I looked around. The Royal Wing was an
enormous metal cocoon. It was cleaner than Belvaille because they couldn’t
afford to have trash or waste. Everything was put to use. Their housing was
little more than bare beams or rods that demarcated spaces. They built up
towards the ceiling which was maybe a hundred feet above. The apartments that
stretched up that high only had floors and maybe a blanket or two for privacy.

They were a busy lot, constantly
repairing and rebuilding their city.

The town was crowded with dirty men—most
of them were men—and they wore pretty much the clothes they had come in with.
So you could see styles that stretched across the decades just by taking a
stroll.

People stopped what they were doing and
stared at me for a moment, but only a moment. They were occupied with
surviving. I put most of these people here and they didn’t have time for me.
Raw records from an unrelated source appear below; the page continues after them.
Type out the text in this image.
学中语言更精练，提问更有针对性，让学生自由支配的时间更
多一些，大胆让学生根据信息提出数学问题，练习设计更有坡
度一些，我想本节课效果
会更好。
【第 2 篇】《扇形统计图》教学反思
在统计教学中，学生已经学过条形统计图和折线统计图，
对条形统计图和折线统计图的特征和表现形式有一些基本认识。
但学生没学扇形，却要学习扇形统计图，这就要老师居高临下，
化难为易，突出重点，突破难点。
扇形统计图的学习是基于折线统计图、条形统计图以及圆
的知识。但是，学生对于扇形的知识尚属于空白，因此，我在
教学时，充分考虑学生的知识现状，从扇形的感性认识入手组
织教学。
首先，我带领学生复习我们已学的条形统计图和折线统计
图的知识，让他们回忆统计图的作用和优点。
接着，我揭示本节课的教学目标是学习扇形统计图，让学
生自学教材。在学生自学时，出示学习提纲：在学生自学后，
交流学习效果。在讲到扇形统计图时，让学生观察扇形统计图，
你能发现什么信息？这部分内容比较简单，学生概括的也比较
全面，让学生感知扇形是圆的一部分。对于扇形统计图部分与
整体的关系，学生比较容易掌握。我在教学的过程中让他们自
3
This place knocked me out. It was filled
with the worst offenders from Belvaille but run so efficiently.

And the solution had been simple: take
away everything so they had nothing to fight over. Put them in a decaying
bathtub surrounded by the void of space. Then if anyone ever acted up, the mob
killed them and used their body parts as building materials.

The Royal Wing had an exceedingly low
crime rate from what I understood.

And I was here to meet its mayor.

I finally found him. He was using a
makeshift saw to cut a pipe.

“Hank!” He exclaimed. “When did you get
here?”

“Just now. Dropped off some new
citizens.”

Uulath was an emaciated, dark-skinned
man with dreadlocked brown hair. He looked slightly less dirty than his
compatriots, but only slightly. He had no shirt and every muscle on his gaunt upper
torso was defined. His pants were cut off at the knee from wear and he had no shoes.
You would guess he was an energetic middle-aged man, but prison life adds
years.

No one died of natural causes in this
place, because no one was living naturally.
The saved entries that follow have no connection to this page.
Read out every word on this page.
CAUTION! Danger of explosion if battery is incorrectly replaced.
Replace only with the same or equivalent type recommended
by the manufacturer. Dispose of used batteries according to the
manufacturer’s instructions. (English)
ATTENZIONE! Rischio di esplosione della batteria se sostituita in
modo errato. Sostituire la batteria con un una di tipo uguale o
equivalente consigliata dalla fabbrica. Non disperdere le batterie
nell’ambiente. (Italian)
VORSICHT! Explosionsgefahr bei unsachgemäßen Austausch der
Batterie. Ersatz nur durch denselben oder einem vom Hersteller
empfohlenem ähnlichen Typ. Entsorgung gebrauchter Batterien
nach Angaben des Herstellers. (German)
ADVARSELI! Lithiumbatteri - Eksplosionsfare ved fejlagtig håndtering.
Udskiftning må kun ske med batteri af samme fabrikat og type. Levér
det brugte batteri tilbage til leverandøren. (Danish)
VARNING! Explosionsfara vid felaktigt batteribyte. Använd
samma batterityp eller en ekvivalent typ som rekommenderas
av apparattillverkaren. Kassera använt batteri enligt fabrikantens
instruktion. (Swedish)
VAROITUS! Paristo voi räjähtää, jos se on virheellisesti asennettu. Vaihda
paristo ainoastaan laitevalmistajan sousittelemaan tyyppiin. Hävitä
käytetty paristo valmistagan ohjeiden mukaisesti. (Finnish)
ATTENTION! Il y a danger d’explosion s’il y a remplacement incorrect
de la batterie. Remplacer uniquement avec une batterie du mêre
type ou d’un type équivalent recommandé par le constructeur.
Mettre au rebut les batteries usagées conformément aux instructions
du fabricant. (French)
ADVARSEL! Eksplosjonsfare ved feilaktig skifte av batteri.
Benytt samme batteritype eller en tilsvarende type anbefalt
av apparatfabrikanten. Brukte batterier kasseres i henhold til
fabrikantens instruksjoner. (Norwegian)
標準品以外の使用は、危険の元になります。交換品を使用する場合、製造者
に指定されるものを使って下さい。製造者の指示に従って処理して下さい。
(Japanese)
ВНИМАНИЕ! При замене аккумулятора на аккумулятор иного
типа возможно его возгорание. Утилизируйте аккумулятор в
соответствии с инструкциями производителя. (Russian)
“Are the ones you brought good workers
you think?” Uulath asked.

“They’re beat up. Went to the medical
bay I assume.”

He sighed.

“You’re looking really huge, Hank. How
do you get so big?”

“Mutation. You’re looking small.”

“Starvation. What else you want?” he
asked, putting down the saw.

“Can we talk?” and I was about to say,
“privately,” but I realized it didn’t matter who heard. They had no radios
here. No one talked to them. I could shout out my darkest secrets and it would
be as if I hadn’t told anyone.

“Go ahead,” he said.

A strange thing happened to inmates on
the Royal Wing. Everyone who came here died here, eventually. No one said they would
take care of you on the inside because no one had access to the inside except
the Kommilaire. No one said they would fight to get you released early, because
no one was ever released.

Whatever you were before you came here, Olmarr
Republican, Totki, Order of Transcendence, banker, mother, father, whatever,
you were now a prisoner of the Royal Wing. Everything else about you was gone.
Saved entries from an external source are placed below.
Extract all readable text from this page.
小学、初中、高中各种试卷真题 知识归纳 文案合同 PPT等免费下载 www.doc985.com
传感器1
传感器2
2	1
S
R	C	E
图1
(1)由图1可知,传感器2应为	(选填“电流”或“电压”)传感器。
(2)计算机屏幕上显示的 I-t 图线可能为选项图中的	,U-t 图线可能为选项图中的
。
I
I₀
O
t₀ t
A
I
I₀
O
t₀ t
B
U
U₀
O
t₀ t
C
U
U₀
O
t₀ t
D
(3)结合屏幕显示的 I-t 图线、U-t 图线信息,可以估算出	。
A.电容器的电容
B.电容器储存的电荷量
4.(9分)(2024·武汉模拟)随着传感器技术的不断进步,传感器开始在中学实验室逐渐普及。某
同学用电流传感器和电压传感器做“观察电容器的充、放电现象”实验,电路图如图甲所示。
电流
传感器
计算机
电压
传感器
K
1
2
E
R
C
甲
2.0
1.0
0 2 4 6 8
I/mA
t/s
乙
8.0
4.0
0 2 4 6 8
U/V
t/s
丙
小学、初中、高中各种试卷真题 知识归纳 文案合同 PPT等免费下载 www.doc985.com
Uulath got information on what was
happening on Belvaille from new prisoners. Information that they wouldn’t tell
anyone if they weren’t otherwise doomed. If people didn’t want to talk out of
some residual loyalty to their old lives, well, they eventually came around.

A prison colony run by prisoners with
punishments meted out by prisoners was not a place to be anti-social.